‘Great Pick:’ Steelers Hall Of Famer Mel Blount Gives Stamp Of Approval On Joey Porter Jr. Selection

Mike Tomlin likes to say a player needs no endorsement from him. But anytime Mel Blount is endorsing a player, it’s sure to turn heads. Blount joined 93.7 The Fan’s Cook & Joe Show Wednesday and praised the team’s selection of CB Joey Porter Jr., a player with a similar body type that Blount had.

“I can tell you this,” Blount quipped to hosts Ron Cook and Joe Starkey. “If he got any of his dad’s intensity and desire, he’s going to be ok.”

Pittsburgh has loved its bloodlines throughout the past several draft cycles. In addition to Porter, Cam Heyward, Terrell Edmunds, and Devin Bush all had fathers who played in the league. But none were quite as known by Steelers Nation like Porter Sr., one of his era’s great pass rushers and definitely one of its top trash talkers. Porter Jr. probably isn’t quite on that level in the latter category nor is he as big as his father but his long, 34-inch arms are rare for the position (as you can see in the above cover photo).

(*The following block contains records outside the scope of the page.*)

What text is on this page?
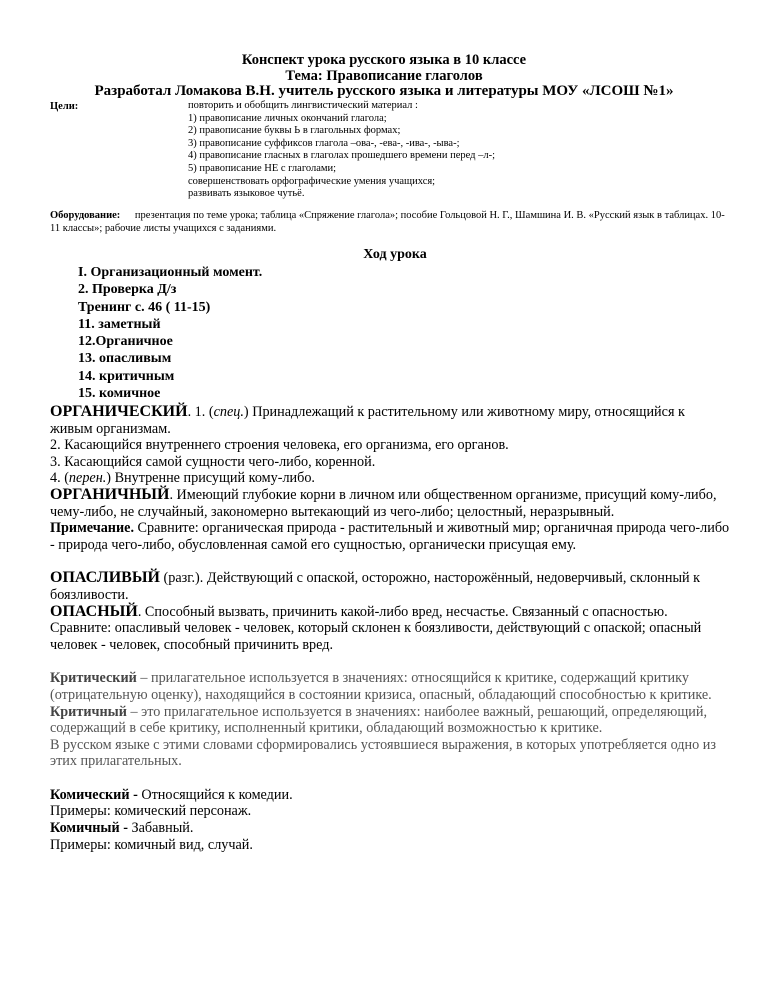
Конспект урока русского языка в 10 классе
Тема: Правописание глаголов
Разработал Ломакова В.Н. учитель русского языка и литературы МОУ «ЛСОШ №1»
Цели:	повторить и обобщить лингвистический материал :
1) правописание личных окончаний глагола;
2) правописание буквы Ь в глагольных формах;
3) правописание суффиксов глагола –ова-, -ева-, -ива-, -ыва-;
4) правописание гласных в глаголах прошедшего времени перед –л-;
5) правописание НЕ с глаголами;
совершенствовать орфографические умения учащихся;
развивать языковое чутьё.
Оборудование: презентация по теме урока; таблица «Спряжение глагола»; пособие Гольцовой Н. Г., Шамшина И. В. «Русский язык в таблицах. 10-11 классы»; рабочие листы учащихся с заданиями.
Ход урока
I. Организационный момент.
2. Проверка Д/з
Тренинг с. 46 ( 11-15)
11. заметный
12.Органичное
13. опасливым
14. критичным
15. комичное

ОРГАНИЧЕСКИЙ. 1. (спец.) Принадлежащий к растительному или животному миру, относящийся к живым организмам.

2. Касающийся внутреннего строения человека, его организма, его органов.

3. Касающийся самой сущности чего-либо, коренной.

4. (перен.) Внутренне присущий кому-либо.

ОРГАНИЧНЫЙ. Имеющий глубокие корни в личном или общественном организме, присущий кому-либо, чему-либо, не случайный, закономерно вытекающий из чего-либо; целостный, неразрывный.

Примечание. Сравните: органическая природа - растительный и животный мир; органичная природа чего-либо - природа чего-либо, обусловленная самой его сущностью, органически присущая ему.

ОПАСЛИВЫЙ (разг.). Действующий с опаской, осторожно, насторожённый, недоверчивый, склонный к боязливости.

ОПАСНЫЙ. Способный вызвать, причинить какой-либо вред, несчастье. Связанный с опасностью.

Сравните: опасливый человек - человек, который склонен к боязливости, действующий с опаской; опасный человек - человек, способный причинить вред.

Критический – прилагательное используется в значениях: относящийся к критике, содержащий критику (отрицательную оценку), находящийся в состоянии кризиса, опасный, обладающий способностью к критике.

Критичный – это прилагательное используется в значениях: наиболее важный, решающий, определяющий, содержащий в себе критику, исполненный критики, обладающий возможностью к критике.

В русском языке с этими словами сформировались устоявшиеся выражения, в которых употребляется одно из этих прилагательных.

Комический - Относящийся к комедии.

Примеры: комический персонаж.

Комичный - Забавный.

Примеры: комичный вид, случай.
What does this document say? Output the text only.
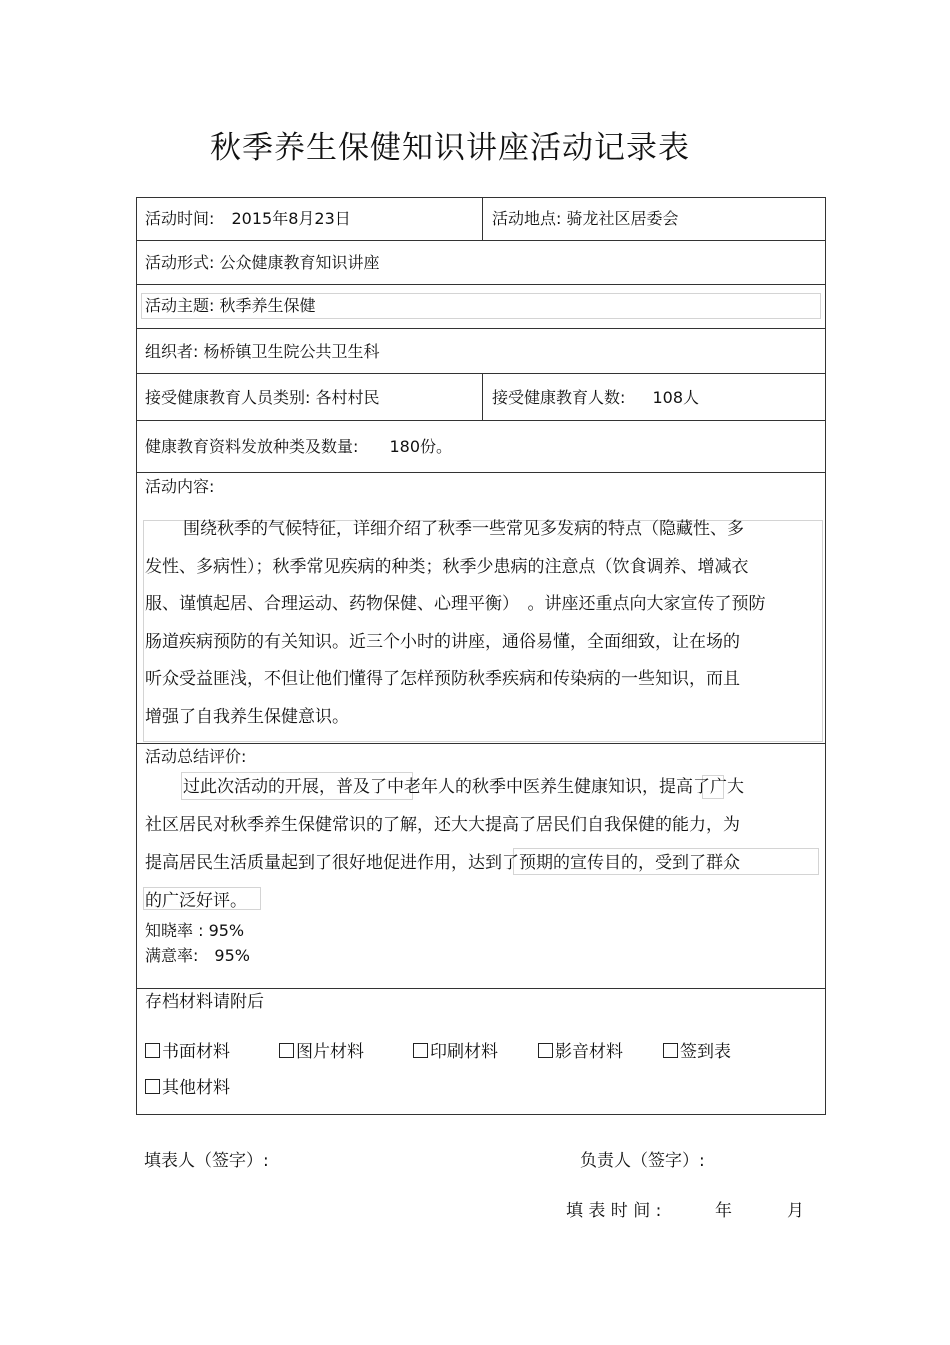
秋季养生保健知识讲座活动记录表
活动时间: 2015年8月23日	活动地点: 骑龙社区居委会
活动形式: 公众健康教育知识讲座
活动主题: 秋季养生保健
组织者: 杨桥镇卫生院公共卫生科
接受健康教育人员类别: 各村村民	接受健康教育人数: 108人
健康教育资料发放种类及数量: 180份。
活动内容:
围绕秋季的气候特征，详细介绍了秋季一些常见多发病的特点（隐藏性、多
发性、多病性）；秋季常见疾病的种类；秋季少患病的注意点（饮食调养、增减衣
服、谨慎起居、合理运动、药物保健、心理平衡）　。讲座还重点向大家宣传了预防
肠道疾病预防的有关知识。近三个小时的讲座，通俗易懂，全面细致，让在场的
听众受益匪浅，不但让他们懂得了怎样预防秋季疾病和传染病的一些知识，而且
增强了自我养生保健意识。
活动总结评价:
过此次活动的开展，普及了中老年人的秋季中医养生健康知识，提高了广大
社区居民对秋季养生保健常识的了解，还大大提高了居民们自我保健的能力，为
提高居民生活质量起到了很好地促进作用，达到了预期的宣传目的，受到了群众
的广泛好评。
知晓率 : 95%
满意率:　95%
存档材料请附后
书面材料	图片材料	印刷材料	影音材料	签到表
其他材料
填表人（签字）:	负责人（签字）:
填 表 时 间 :	年	月
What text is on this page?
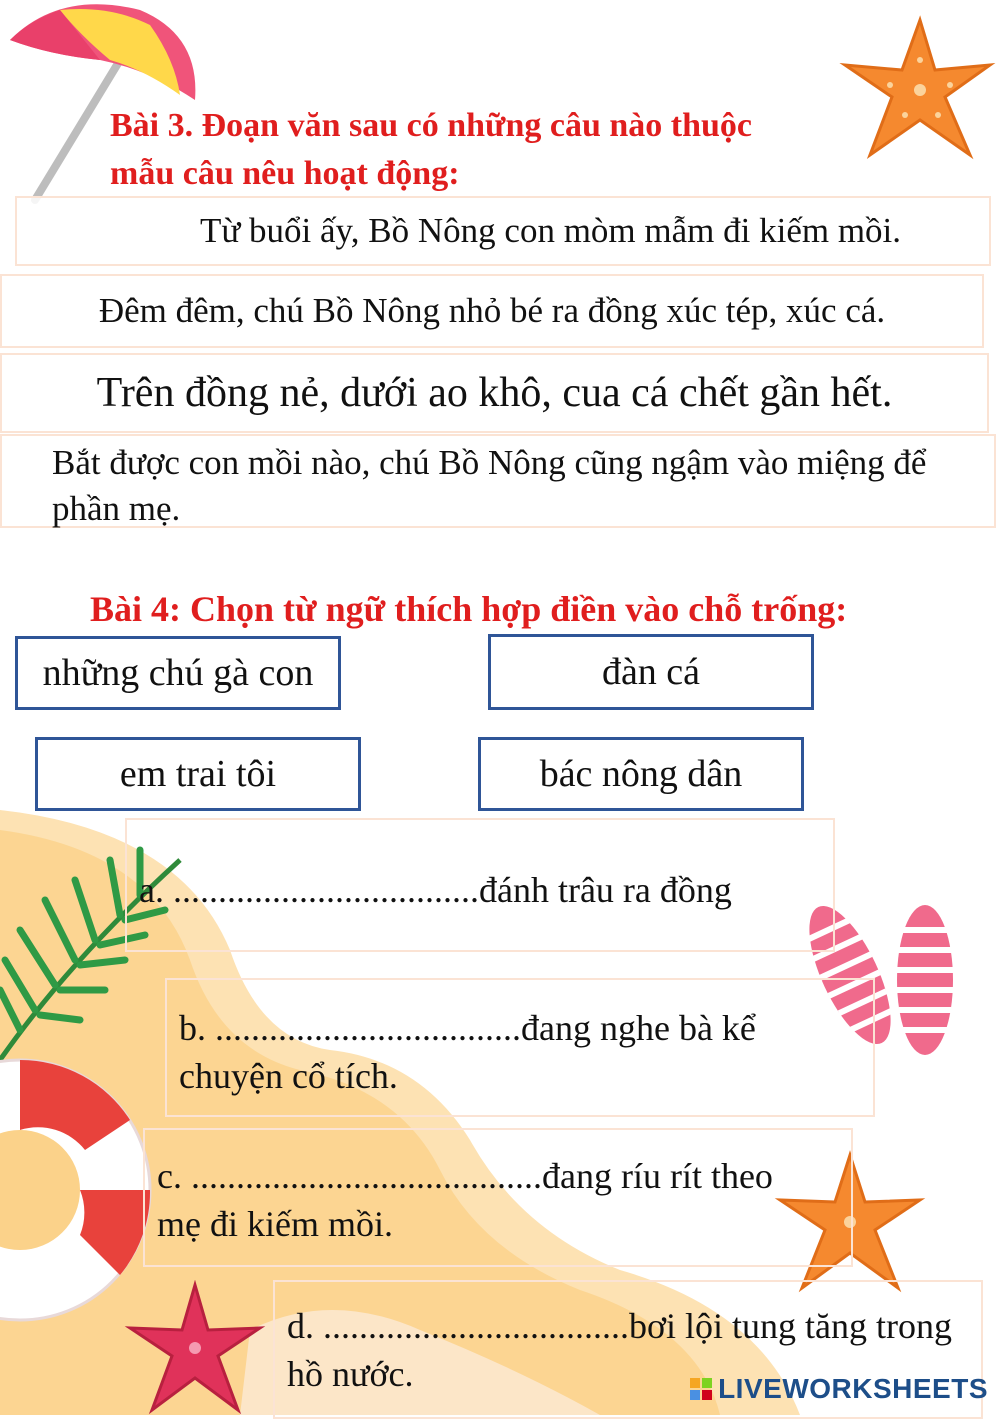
Bài 3. Đoạn văn sau có những câu nào thuộc
mẫu câu nêu hoạt động:
Từ buổi ấy, Bồ Nông con mòm mẫm đi kiếm mồi.
Đêm đêm, chú Bồ Nông nhỏ bé ra đồng xúc tép, xúc cá.
Trên đồng nẻ, dưới ao khô, cua cá chết gần hết.
Bắt được con mồi nào, chú Bồ Nông cũng ngậm vào miệng để phần mẹ.
Bài 4: Chọn từ ngữ thích hợp điền vào chỗ trống:
những chú gà con	đàn cá
em trai tôi	bác nông dân
a. ..................................đánh trâu ra đồng
b. ..................................đang nghe bà kể chuyện cổ tích.
c. .......................................đang ríu rít theo mẹ đi kiếm mồi.
d. ..................................bơi lội tung tăng trong hồ nước.	LIVEWORKSHEETS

Blount admitted that when he saw the Steelers trade up from #17 to #14, he thought it was to go get Porter.

“When the Steelers traded up, the first that came to me was, they must have traded up to get Joey Porter. And then they took the kid from Georgia,” he said. “There was no question in my mind that with them having the first pick in the second round, I knew, I just felt, they were going to get him because he was still available. I think it’s a great pick. We obviously need help in the secondary. Hopefully he can come in and be a great player for us.”

A projected first-round pick, Porter fell out of Day One. Though Pittsburgh had plenty of offers to trade down, it held firm at #32 to take him. As DC Teryl Austin indicated, Porter should be an immediate contributor to a Steelers cornerback room that lacks high-end athleticism. The future of the position was also in question with Patrick Peterson being the only CB under contract past 2023 prior to the draft. Now, Porter will aim to become a fixture in the Steelers’ lineup for years to come.

Trying to proclaim Porter as the next Mel Blount would be a foolish thing to do. But what they do have in common is their size. Blount was a listed 6’3, 205 pounds with long arms and a physical nature and is famous for being the reason why the NFL instituted a five-yard chuck rule to disallow the contact Blount would make with receivers downfield. Porter weighed in at 6024, 193 pounds (potentially dropping weight for the Combine to run faster) with rare length and a physical, press-man nature not often seen at the college level.

Porter will be coming back to Pittsburgh stepping into big shadows. His father, of course, and there will be others that want to compare him to Blount. Porter’s goal will to be his own man and not live in those comparisons. Still, it’s great to hear an endorsement from a Steelers legend as Porter embarks on his own NFL career.